Uno teneva d’occhio le elezioni del prossimo novembre, l’altro la
propria futura ascesa al punto più alto della leadership, nessuno dei
due poteva sbilanciarsi troppo. E così, l’incontro tra il presidente Usa Barack Obama e il vicepresidente cinese Xi Jinping
si è concluso senza fuochi d’artificio. Neanche la tradizionale
frizione fra due stili diplomatici diametralmente opposti – grandi
formule ed aperture da parte americana, discrezione e lavoro
sottotraccia da quella cinese – ha dato luogo a colpi di scena
memorabili. Tutto è rimandato al futuro, dopo la probabile riconferma
del presidente Usa e la definitiva ascesa di Xi.
Obama ha mandato un segnale alle sue opposizioni interne (e ai cittadini tutti) più che alla Cina,
quando ha ricordato all’interlocutore che il Dragone, nel suo nuovo
status globale, deve seguire “le regole della strada”. Parlava di
commercio naturalmente, e così chi lamenta la perdita di posti di lavoro
Usa per colpa di Pechino è accontentato.
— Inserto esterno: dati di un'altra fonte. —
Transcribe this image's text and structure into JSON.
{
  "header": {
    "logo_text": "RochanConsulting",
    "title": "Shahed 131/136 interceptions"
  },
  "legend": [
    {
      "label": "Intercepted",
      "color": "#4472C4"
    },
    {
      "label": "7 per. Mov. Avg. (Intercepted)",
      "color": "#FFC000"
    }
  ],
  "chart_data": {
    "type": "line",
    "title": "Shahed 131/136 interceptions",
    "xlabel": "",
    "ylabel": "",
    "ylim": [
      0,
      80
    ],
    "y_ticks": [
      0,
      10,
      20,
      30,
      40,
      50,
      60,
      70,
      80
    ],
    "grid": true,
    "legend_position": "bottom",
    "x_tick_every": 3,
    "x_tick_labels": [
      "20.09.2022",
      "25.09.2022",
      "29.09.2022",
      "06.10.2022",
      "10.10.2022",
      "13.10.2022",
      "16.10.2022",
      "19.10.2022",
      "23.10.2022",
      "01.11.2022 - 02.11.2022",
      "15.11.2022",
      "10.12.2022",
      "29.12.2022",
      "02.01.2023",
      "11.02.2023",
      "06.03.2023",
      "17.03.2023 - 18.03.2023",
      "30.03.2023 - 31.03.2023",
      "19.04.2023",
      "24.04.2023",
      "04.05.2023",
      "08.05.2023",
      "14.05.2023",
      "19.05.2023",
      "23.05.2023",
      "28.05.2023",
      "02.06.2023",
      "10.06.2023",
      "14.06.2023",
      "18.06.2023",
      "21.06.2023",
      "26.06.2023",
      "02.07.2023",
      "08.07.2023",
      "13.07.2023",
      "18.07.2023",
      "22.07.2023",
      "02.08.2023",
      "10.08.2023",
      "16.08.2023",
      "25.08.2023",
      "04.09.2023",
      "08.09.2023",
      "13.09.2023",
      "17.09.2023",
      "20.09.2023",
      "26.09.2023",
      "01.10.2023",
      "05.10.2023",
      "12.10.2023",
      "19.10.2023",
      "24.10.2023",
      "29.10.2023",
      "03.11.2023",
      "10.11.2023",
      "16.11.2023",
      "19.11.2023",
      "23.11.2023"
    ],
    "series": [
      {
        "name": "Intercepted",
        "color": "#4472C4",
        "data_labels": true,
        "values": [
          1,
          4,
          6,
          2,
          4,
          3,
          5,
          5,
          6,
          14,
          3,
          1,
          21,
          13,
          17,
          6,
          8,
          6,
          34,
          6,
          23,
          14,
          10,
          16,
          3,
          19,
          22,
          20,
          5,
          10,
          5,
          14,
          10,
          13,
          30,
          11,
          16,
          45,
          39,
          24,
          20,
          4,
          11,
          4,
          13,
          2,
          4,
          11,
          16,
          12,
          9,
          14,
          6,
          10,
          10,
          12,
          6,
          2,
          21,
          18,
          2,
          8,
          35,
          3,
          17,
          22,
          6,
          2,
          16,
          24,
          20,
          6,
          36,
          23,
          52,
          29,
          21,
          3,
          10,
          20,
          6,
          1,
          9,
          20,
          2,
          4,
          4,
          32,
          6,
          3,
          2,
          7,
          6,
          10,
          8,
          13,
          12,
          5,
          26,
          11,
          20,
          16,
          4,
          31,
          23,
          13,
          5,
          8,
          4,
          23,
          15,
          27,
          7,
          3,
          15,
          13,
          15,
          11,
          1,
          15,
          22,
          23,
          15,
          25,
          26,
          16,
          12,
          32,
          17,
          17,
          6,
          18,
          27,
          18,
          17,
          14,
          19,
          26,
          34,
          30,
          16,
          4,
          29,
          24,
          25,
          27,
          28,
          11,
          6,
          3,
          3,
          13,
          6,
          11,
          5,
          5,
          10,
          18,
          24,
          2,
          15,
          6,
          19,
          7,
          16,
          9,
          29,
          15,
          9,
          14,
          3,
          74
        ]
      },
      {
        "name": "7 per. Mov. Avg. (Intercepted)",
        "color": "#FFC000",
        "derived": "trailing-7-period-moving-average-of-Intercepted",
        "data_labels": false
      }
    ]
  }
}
Ha poi chiarito che su
questioni cruciali come i diritti umani, Washington avrebbe “continuato a
sottolineare quella che reputiamo l’importanza di realizzare le
aspirazioni e i diritti di tutti gli uomini“. E anche i lamaisti da cocktail party di Hollywood e dintorni sono sistemati.
Xi,
che doveva invece dimostrare la sua capacità nel gestire i rapporti con
il grande amico-nemico senza fargli nessuna concessione, ha subito
espresso l’auspicio che la sua visita “potesse aiutare a migliorare la
comprensione reciproca e ampliare il consenso tra i due Paesi”,
procedendo sul percorso inaugurato dallo stesso Obama e dal presidente
(uscente) Hu Jintao
verso “una partnership cooperativa basata su rispetto reciproco e mutuo
beneficio”. Traducendo dal “cinese”, rafforza la propria candidatura
rivendicando una continuità tra la presidenza Hu e la (eventuale) sua e
ribadendo che la Cina si considera interlocutore alla pari con gli Stati
Uniti.
Xi è poi andato a cena con gli ex segretari di Stato Henry
Kissinger e Madeleine Albright, ai quali ha ulteriormente chiarito:
“Speriamo che gli Stati Uniti riescano a vedere la Cina in maniera
obiettiva e razionale, e adottino misure concrete per promuovere la
fiducia reciproca, soprattutto per gestire correttamente e discretamente
i problemi che riguardano gli interessi fondamentali della Cina”.
L’impressione
è che si andrà avanti con lo stesso copione fino a quando i rapporti di
forza tra le due superpotenze non cambieranno ulteriormente, a
vantaggio dell’una o dell’altra. Gli Usa non possono dismettere la
propria vocazione a incarnare presunti “valori universali” da dispensare
al mondo, pena la fine della propria “missione” e una crisi della
propria identità più profonda.
Pechino non può d’altro canto
permettere che le trasformazioni interne siano dettate da input che
vengono da fuori: le ferite del colonialismo occidentale sono ancora
aperte, mentre lo Stato-partito si gioca tutto nel grande progetto di
far tornare la Cina “Zhong Guo”, il Paese al centro del mondo (più dal
punto di vista economico e morale che militare).
Sembrerebbe che le
opposte strategie siano irriducibili, ma i vincoli della globalizzazione
e i legami tra le due economie suggeriscono formule come la
“partnership cooperativa”. Domani si vedrà.
Fonte.
La costante presenza di Kissinger dietro il sipario è la dimostrazione lampante che l'alternanza politica negli Stati Uniti è una favola per bambini dell'asilo.